Rajawat of LocalCircles warns: “Brands need to realise that fakes sold online will have a major impact on their reputation. If consumers experience counterfeit (products), they will not be potential consumers in the future. And the growth for these brands will taper of. It is very important for the brand to take action and prevent counterfeit products from being sold online.” If we talk about the West, there are stringent laws in place there. “In the US, cheating with fake goods can lead to sellers and retail giants being sued for millions, besides having their licences cancelled. But in India, we have neither an aware consumer nor stringent laws,” Mishra laments.
Measures to tackle the menace, however, are underway.

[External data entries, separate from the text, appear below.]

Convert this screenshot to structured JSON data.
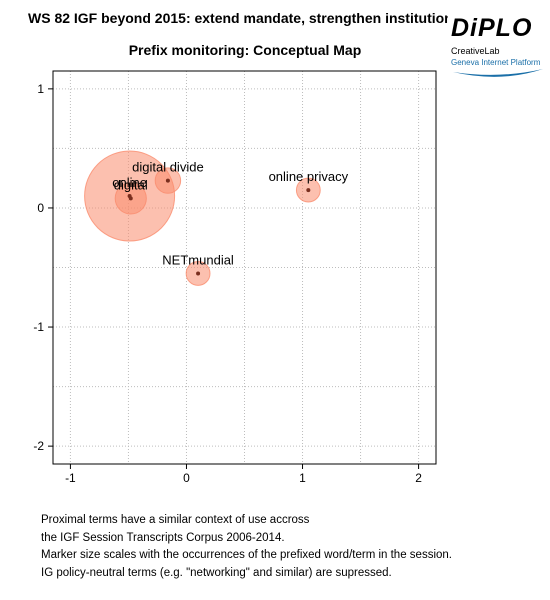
{
  "header": {
    "title": "WS 82 IGF beyond 2015: extend mandate, strengthen institution",
    "subtitle": "Prefix monitoring: Conceptual Map"
  },
  "logo": {
    "word": "DiPLO",
    "line1": "CreativeLab",
    "line2": "Geneva Internet Platform",
    "accent_color": "#1a6fa8"
  },
  "chart_data": {
    "type": "scatter",
    "title": "Prefix monitoring: Conceptual Map",
    "xlabel": "",
    "ylabel": "",
    "xlim": [
      -1.15,
      2.15
    ],
    "ylim": [
      -2.15,
      1.15
    ],
    "x_ticks": [
      -1,
      0,
      1,
      2
    ],
    "y_ticks": [
      1,
      0,
      -1,
      -2
    ],
    "grid": true,
    "bubble_color": "#fa8c6e",
    "points": [
      {
        "label": "online",
        "x": -0.49,
        "y": 0.1,
        "size": 100
      },
      {
        "label": "digital",
        "x": -0.48,
        "y": 0.08,
        "size": 12
      },
      {
        "label": "digital divide",
        "x": -0.16,
        "y": 0.23,
        "size": 8
      },
      {
        "label": "online privacy",
        "x": 1.05,
        "y": 0.15,
        "size": 7
      },
      {
        "label": "NETmundial",
        "x": 0.1,
        "y": -0.55,
        "size": 7
      }
    ]
  },
  "caption": {
    "lines": [
      "Proximal terms have a similar context of use accross",
      "the IGF Session Transcripts Corpus 2006-2014.",
      "Marker size scales with the occurrences of the prefixed word/term in the session.",
      "IG policy-neutral terms (e.g. \"networking\" and similar) are supressed."
    ]
  }
}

E-commerce platforms selling consumer products will be held liable for unfair trade practices under the new Consumer Protection Bill, 2018, which was introduced in Parliament in January this year. “It provides for the establishment of an executive agency to be known as the Central Consumer Protection Authority, which will deal with unfair trade practices and misleading advertisements,” says Agarwal of ASPA. There will, however, always be some loopholes in laws. And with counterfeiters becoming smarter by the day, it’s a problem that needs to be looked into more seriously. “The key is to be ahead of them. The biggest loophole is awareness amongst consumers towards the importance of the issue. The more they are aware, the more they will be vigilant before buying any product,” sums up Agarwal.